作家たちと天使たちはもう一つの特質を共有している。 ―― つまり、とらえどころが見つけにくかったり、物ごとの進展の邪魔にならないように振る舞う傾向がある。わたしたちの最高の作家たちは彼らの著書に自分自身のことを隠してしまう。同様に天使たちもまた、ほとんどの場合、目に見えず、聞こえない。また、気配に気づかれることもなく、その音が聞かれることもない。というのは、超越とは、わたしたちに押し付けられることが出来ないものである。超越性は叫ばない。メガホンで自分の存在を知らせることもしない。道路にある掲示板に広告を出して自らを宣伝もしない。超越は決して強引なものではない。

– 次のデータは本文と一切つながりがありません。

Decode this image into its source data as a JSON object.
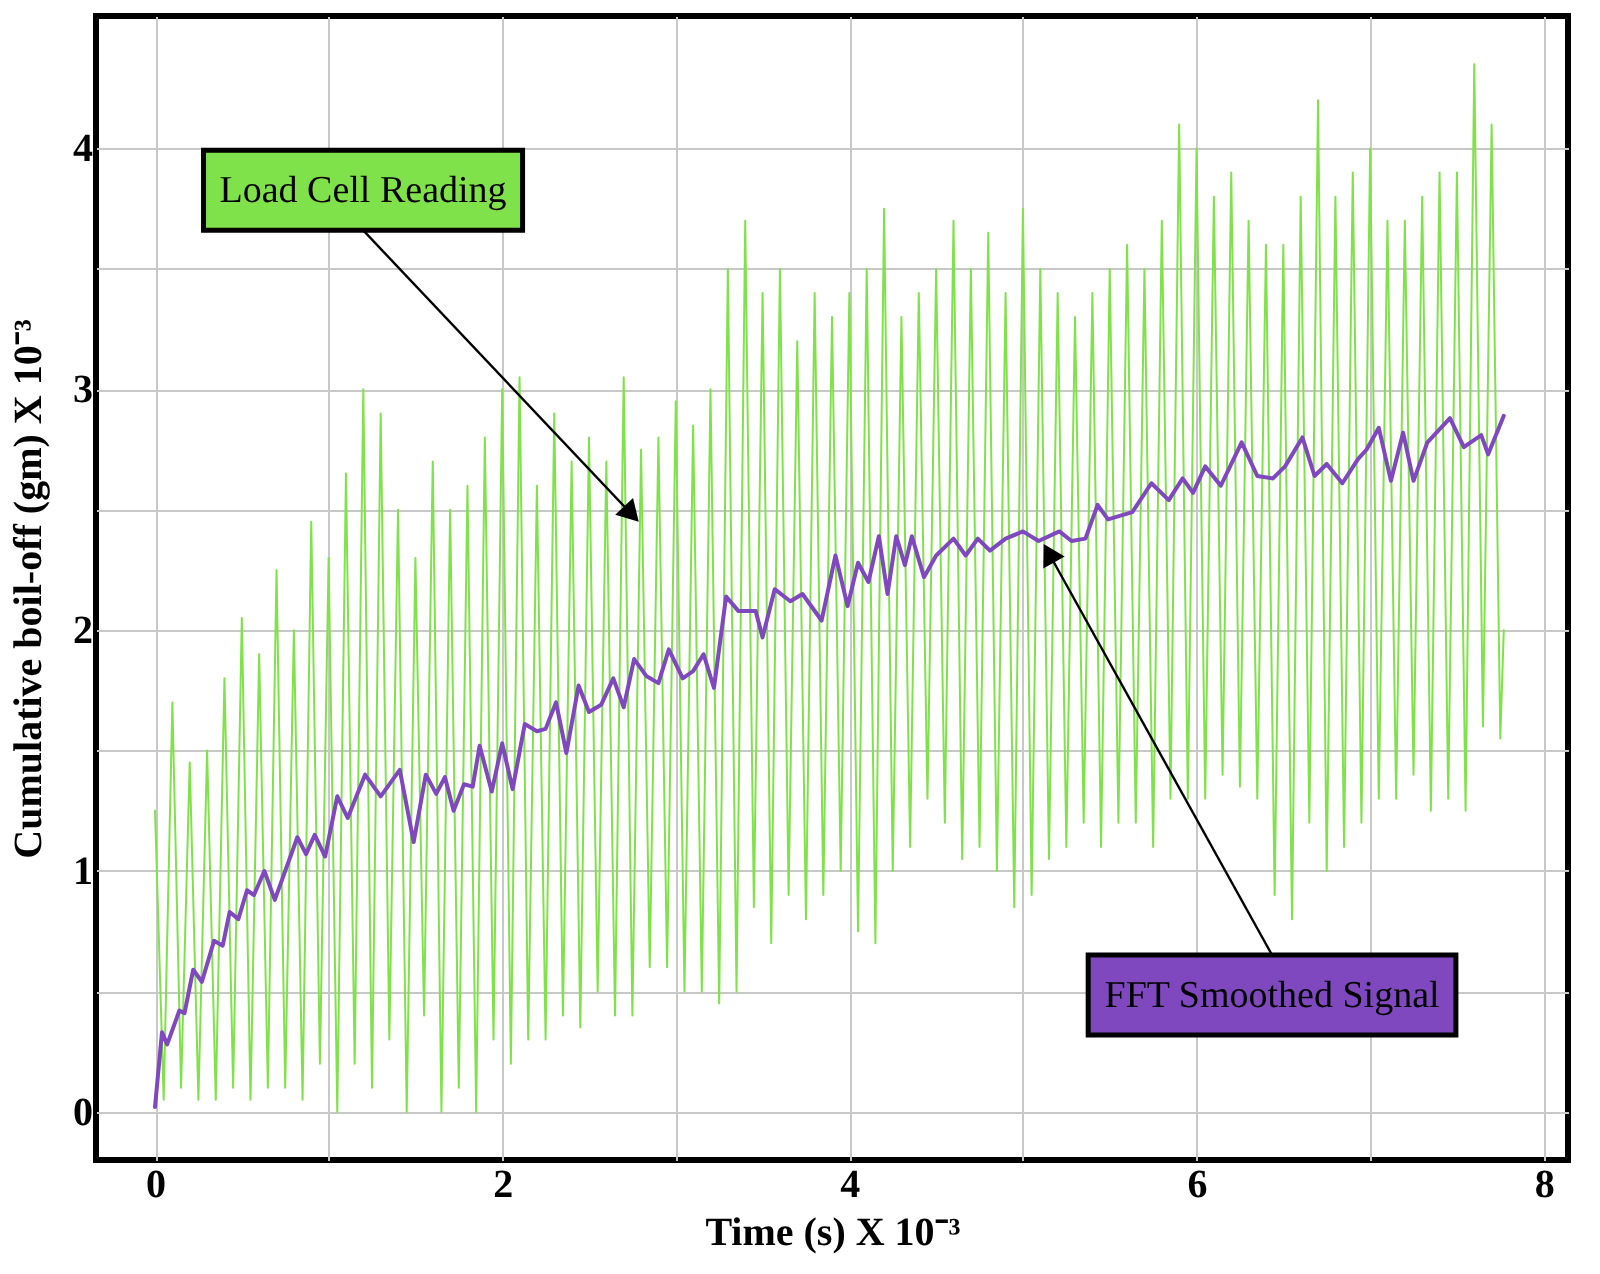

超越に触れるためには、それに気づくことが必要である。超越について証しする人が超越性を生み出すわけではない。超越は既に「ここ」や「あそこ」に存在している。しかし、わたしたちが慌ててどこか別な場所でそれを手に入れようとすれば、超越を見逃してしまう。ここには、いつも目に見える以上のものがある。わたしたちは多くの場合、見逃している。銀行に行くために急いで道路を渡る時に、わたしのシャツの袖をつかみ引き戻し、見落としたものを教えてくれる友人が必要なのである。肩をトントンと叩き、延々と続く街の噂話の論評を中断させ、真理のことを聞くことが出来るようにする友人が必要なのである。わたしたちには超越がここにあることを話す証人が必要なのである。つまり、作家たちや天使たちが必要なのである。わたしたちが立ち止まり、見て、聞く、作家たちや天使たちが必要なのだ。
イエスは言われた。
「父よ、御名の栄光を現わしてください」
すると天から声が聞こえた。
「わたしは既に栄光を現わした。
再び栄光を現わそう。」
そばにいた群衆は、これを聞いて「雷だ」と言い、
ほかの者たちには「天使がこの人に話しかけたのだ」と言った。
―― ヨハネによる福音書12章28~29節
*引用される「聖書の言葉」はピーターソンさんの翻訳・翻案を訳したものです。